[EM] No evidence that IRV doesn't fail. Reasons why it must.
James Gilmour
jgilmour at globalnet.co.uk
Fri Jan 23 16:24:01 PST 2004
Paul asked:
> But be
> honest and give your best guess as to what percentage of the
> voting population would get beyond 5 while in the voting
> booth.
The examples I described, where I had voted positively and negatively for all 30 candidates in an
STV-PR elections, were annual postal ballots for the council of an organisation to which I belong.
Electors had the luxury of having some weeks to study a one-page statement from every candidate
published in the election booklet.
> My guess is not even all of the EM-list subscribers
> would be as assiduous for an election that had 30 or 40
> different races in the election, each of which has 3-10
> alternatives.
We don't have this problem. The most we ever have is two elections of the same day - most commonly
two FPTP elections, both in single-member districts. In Scotland and Wales we make it a little more
complicated because we hold an FPTP election and a two-vote AMS (= MMP) election on the same day, so
that's three "X"s on separate ballot papers. But that's all.
As to the behaviour of real electors in real STV-PR public elections, here are some results from an
analysis of the electronic "ballot papers" in the Meath constituency at the 2002 Dáil election.
There were 14 candidates for 5 places. The two largest parties (FF and FG) both put up 3
candidates. Four smaller parties each put up 1 candidate, and there were 4 non-party candidates.
There were 64,081 valid votes. There is no restriction of any kind on the number preferences a
voter may mark.
The average number of preferences marked was 4.65. Every candidate was marked as every possible
preference (1 - 14) by at least some voters. The smallest group was 46 voters (0.07% of total) for
one of the 14th preferences. The largest group was 11,534 (18% of total) for one of the 1st
preferences.
Number Percentage
of Prefs of
marked Voters
1 5%
2 7%
3 33%
4 19%
5 13%
6 8%
7 4%
8 2%
9 1%
10 1%
11 1%
12 1%
13 1%
14 4%
The surge at pref 14 is evidence of real negative voting on the part of some electors.

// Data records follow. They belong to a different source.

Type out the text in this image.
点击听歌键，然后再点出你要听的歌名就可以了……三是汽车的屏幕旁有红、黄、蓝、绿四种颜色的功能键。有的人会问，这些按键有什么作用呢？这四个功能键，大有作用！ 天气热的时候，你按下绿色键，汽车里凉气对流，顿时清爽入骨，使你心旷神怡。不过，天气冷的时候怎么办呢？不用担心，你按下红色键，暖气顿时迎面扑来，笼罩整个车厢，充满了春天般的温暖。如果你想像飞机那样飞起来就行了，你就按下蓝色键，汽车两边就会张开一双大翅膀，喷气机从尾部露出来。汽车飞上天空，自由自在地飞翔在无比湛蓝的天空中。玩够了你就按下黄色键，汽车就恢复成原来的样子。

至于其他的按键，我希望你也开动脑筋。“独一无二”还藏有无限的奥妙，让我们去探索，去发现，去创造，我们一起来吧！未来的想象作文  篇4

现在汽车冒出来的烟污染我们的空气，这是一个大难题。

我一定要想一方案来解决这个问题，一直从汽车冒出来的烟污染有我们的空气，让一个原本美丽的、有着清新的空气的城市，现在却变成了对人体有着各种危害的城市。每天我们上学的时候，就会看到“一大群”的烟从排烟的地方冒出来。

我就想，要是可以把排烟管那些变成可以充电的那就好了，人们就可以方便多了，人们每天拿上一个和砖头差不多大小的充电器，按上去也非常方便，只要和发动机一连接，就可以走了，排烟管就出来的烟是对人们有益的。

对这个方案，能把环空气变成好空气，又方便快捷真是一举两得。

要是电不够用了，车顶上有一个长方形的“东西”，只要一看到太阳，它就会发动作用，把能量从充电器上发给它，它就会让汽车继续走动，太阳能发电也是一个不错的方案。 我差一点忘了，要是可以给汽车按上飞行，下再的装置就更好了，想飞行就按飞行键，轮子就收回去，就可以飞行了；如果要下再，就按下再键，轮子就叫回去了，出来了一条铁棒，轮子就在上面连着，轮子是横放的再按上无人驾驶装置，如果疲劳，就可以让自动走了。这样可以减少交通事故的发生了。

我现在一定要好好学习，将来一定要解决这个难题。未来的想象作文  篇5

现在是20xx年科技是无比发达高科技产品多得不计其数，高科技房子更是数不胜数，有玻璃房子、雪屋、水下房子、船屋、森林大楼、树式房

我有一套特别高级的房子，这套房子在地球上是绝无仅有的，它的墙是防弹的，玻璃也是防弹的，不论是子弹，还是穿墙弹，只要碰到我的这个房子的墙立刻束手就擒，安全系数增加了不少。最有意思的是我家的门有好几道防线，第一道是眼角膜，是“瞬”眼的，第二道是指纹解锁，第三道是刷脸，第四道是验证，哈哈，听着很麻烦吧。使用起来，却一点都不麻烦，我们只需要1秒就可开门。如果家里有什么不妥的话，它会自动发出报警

One
candidate attracted 25% of the 14th preferences, another 19% and another 15%, with much smaller
numbers spread across the other 11 candidates.
There was an interesting difference in behaviour between the 'supporters' of the two parties that
both put up 3 candidates. (Supporter defined here as a voter who gave his or her first preference
to any one of that party's 3 candidates.) Significantly more of FF's supporters stopped at 3
preferences than did FG's supporters. The balance was made up at 5, 6 and 7 preferences, with a few
more at 8, 9 and 10 preferences.
Number
of Prefs
marked FF FG
1 4% 3%
2 6% 5%
3 40% 28%
4 20% 20%
5 12% 16%
6 6% 10%
7 3% 5%
8 2% 3%
9 1% 2%
10 1% 2%
11 1% 1%
12 1% 1%
13 1% 1%
14 3% 4%
Total number of Supporters: FF = 28, 786 FG = 17,452
Between them these two parties gained 72% of the first preferences.
So my voting habits are not typical. But I already knew that. No one on this list is a typical
elector. If they were, they wouldn't be here.